Pues bien, para Tolkien la palabra es capaz de crear, de dar lugar a un tipo concreto de comprensión del mundo: a la vez que lo alumbra, le da explicación desde el punto de vista del sentido. Llegó a decir en una carta a su hijo que escribió El Señor de los Anillos para explicar el siguiente saludo habitual entre los elfos: “Una estrella arroja su luz sobre el momento de nuestro encuentro”. Las sociedades en las que ese gesto adquiere coherencia no pueden ser la de los totalitarismos, los políticos corruptos, los terroristas; tampoco la de las manadas machistas o los titokers imbéciles. Debe haber un contexto cultural en el que ese saludo dé razón de una manera de mirar el mundo en el cual la luz de las estrellas (quien ha leído El Silmarillion, sabe que es lo primero que los elfos ven al abrir los ojos) aún sigue transmitiendo el eco de una creación original. Por eso, dice el profesor Segura, en la obra del británico late la conciencia de que la historia de la humanidad es la de una progresiva decadencia, pero donde siempre hay posibilidad de recuperación. Ahí entra la palabra justa, no pervertida, cuya potencialidad semántica alcanza a penetrar y sacar a la luz la verdad de lo que somos.

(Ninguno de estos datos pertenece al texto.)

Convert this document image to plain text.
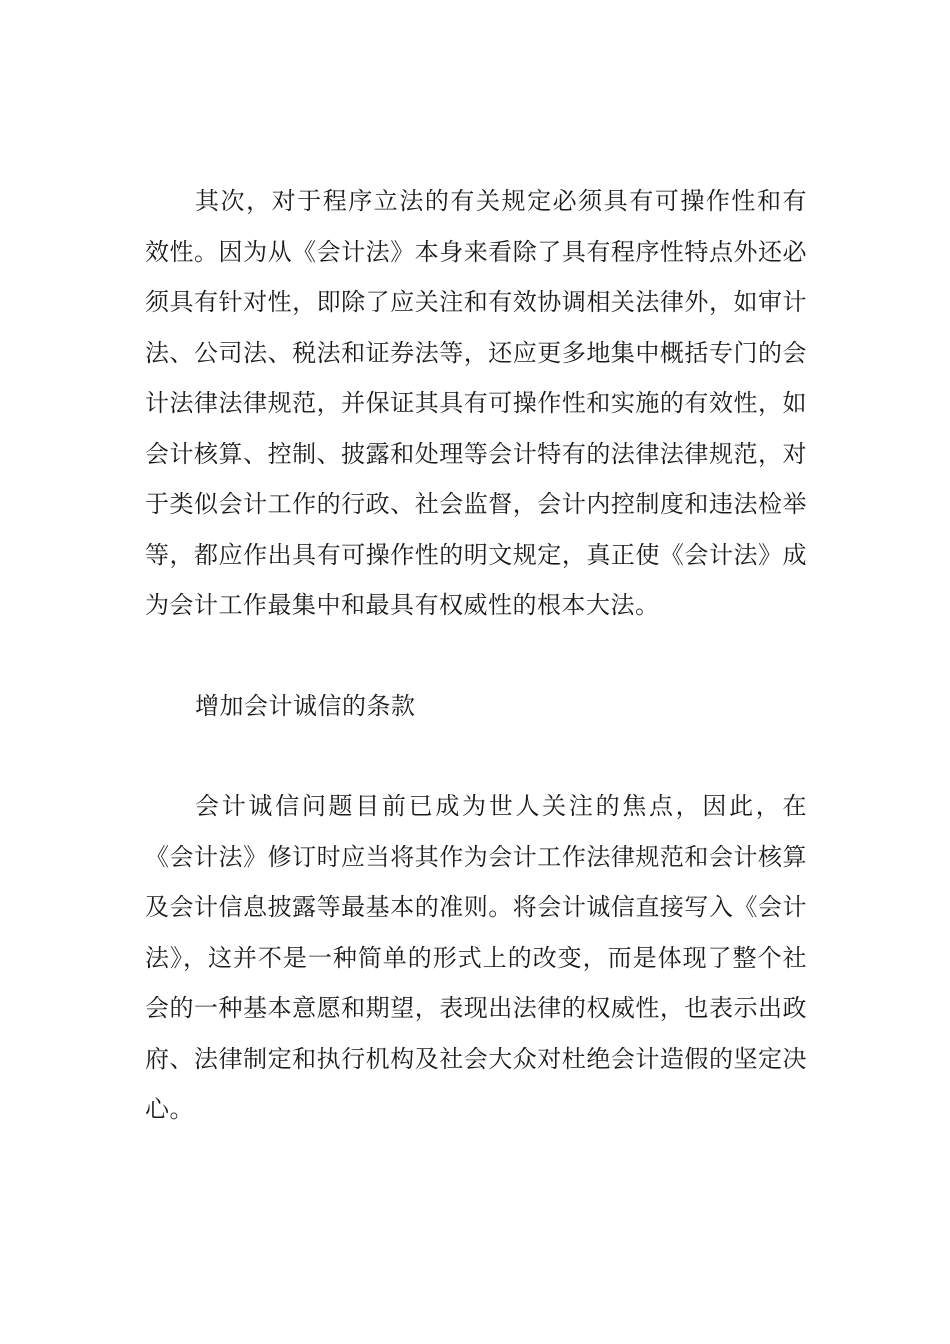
其次，对于程序立法的有关规定必须具有可操作性和有效性。因为从《会计法》本身来看除了具有程序性特点外还必须具有针对性，即除了应关注和有效协调相关法律外，如审计法、公司法、税法和证券法等，还应更多地集中概括专门的会计法律法律规范，并保证其具有可操作性和实施的有效性，如会计核算、控制、披露和处理等会计特有的法律法律规范，对于类似会计工作的行政、社会监督，会计内控制度和违法检举等，都应作出具有可操作性的明文规定，真正使《会计法》成为会计工作最集中和最具有权威性的根本大法。

增加会计诚信的条款

会计诚信问题目前已成为世人关注的焦点，因此，在《会计法》修订时应当将其作为会计工作法律规范和会计核算及会计信息披露等最基本的准则。将会计诚信直接写入《会计法》，这并不是一种简单的形式上的改变，而是体现了整个社会的一种基本意愿和期望，表现出法律的权威性，也表示出政府、法律制定和执行机构及社会大众对杜绝会计造假的坚定决心。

Ahora bien, ¿qué orbita en el lenguaje inclusivo? Entre otras trampas, el individualismo, sostiene Rieff en su ensayo, que “siempre ha reclamado que cada cual debe ser tratado no como miembro de un grupo, sino como soberano de su propia identidad, de transformarla según su arbitrio, inventándose o reinventándose si hace falta. Las identidades de boutique de nuestra época, que a menudo se describen erróneamente como una balcanización, son de hecho una operación de falsa bandera del individualismo, si bien, en este caso, nadie está más engañado que quienes la ejecutan”.
C.S. Lewis, gran amigo de Tolkien, arrancó su reseña de El Señor de los Anillos anunciando que el libro era “como un relámpago en un cielo claro”. No sé cuánto hay de individualismo (y de otros “ismos”) en lo woke, pero lo que está claro es que no ha conseguido iluminar nada.